The center was okay, but I had not eaten since the surgery and it didn't help that the chef was from Hawaii. The food was always spicy and just the smell of it made me very nauseous. Finally, after two weeks, my appetite returned. It was also about that time that I tried to leave the center. At that point I had a whole medical team, including a physical therapist. I was dressed by the team and wheeled to the entrance. A cab was called (I only lived 1.5 miles from the center). When the cab arrived, my physical therapist said "I will only sign off if you can get in the cab. Raise your leg and let's see what happens." I raised my leg and for only the second time in my life, I fainted. So, eight weeks later I had gotten to the point that I could get in and out of bed by myself, could walk with a walker and I got around in the center, using a wheelchair to go to the dining room or dayroom. It was also time, I decided, to leave.

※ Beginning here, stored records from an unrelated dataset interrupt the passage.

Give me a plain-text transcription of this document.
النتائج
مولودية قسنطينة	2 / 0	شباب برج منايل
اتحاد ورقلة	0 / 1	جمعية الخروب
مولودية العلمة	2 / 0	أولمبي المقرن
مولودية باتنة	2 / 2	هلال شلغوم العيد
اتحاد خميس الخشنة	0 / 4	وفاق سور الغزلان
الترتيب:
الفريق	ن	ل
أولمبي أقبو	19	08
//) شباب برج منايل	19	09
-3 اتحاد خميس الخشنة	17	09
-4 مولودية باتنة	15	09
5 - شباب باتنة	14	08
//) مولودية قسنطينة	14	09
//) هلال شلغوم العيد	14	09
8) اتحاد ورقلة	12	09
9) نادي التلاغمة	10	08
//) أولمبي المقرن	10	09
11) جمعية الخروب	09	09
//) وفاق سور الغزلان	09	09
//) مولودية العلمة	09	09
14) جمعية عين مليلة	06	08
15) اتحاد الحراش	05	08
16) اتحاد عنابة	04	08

I got breakfast at 7:30. The nurse's aide then gave me a bath and once she left, I dressed and packed to leave. When they saw me fully dressed and with my backpack (at the nurse's station, they asked) "Where are you going?"
Matter of factly I said "I'm going home. I came here with one goal-to walk again, and I can now do that" (actually, I was using a walker given to me at the VA). They tried to get me to stay, telling me I had papers to sign (which never showed up), but after 90 minutes I said "Enough is enough", wheeled myself to the entrance and called an Uber.
I've been home three weeks. I grow stronger day by day, but it is an inch by inch process. For instance, last week I did laundry (there is a washer/dryer in my house) and the next day, I spent the entire day in bed (I had overdone it). Every day I set one major goal (like doing the laundry) and most days I meet that goal.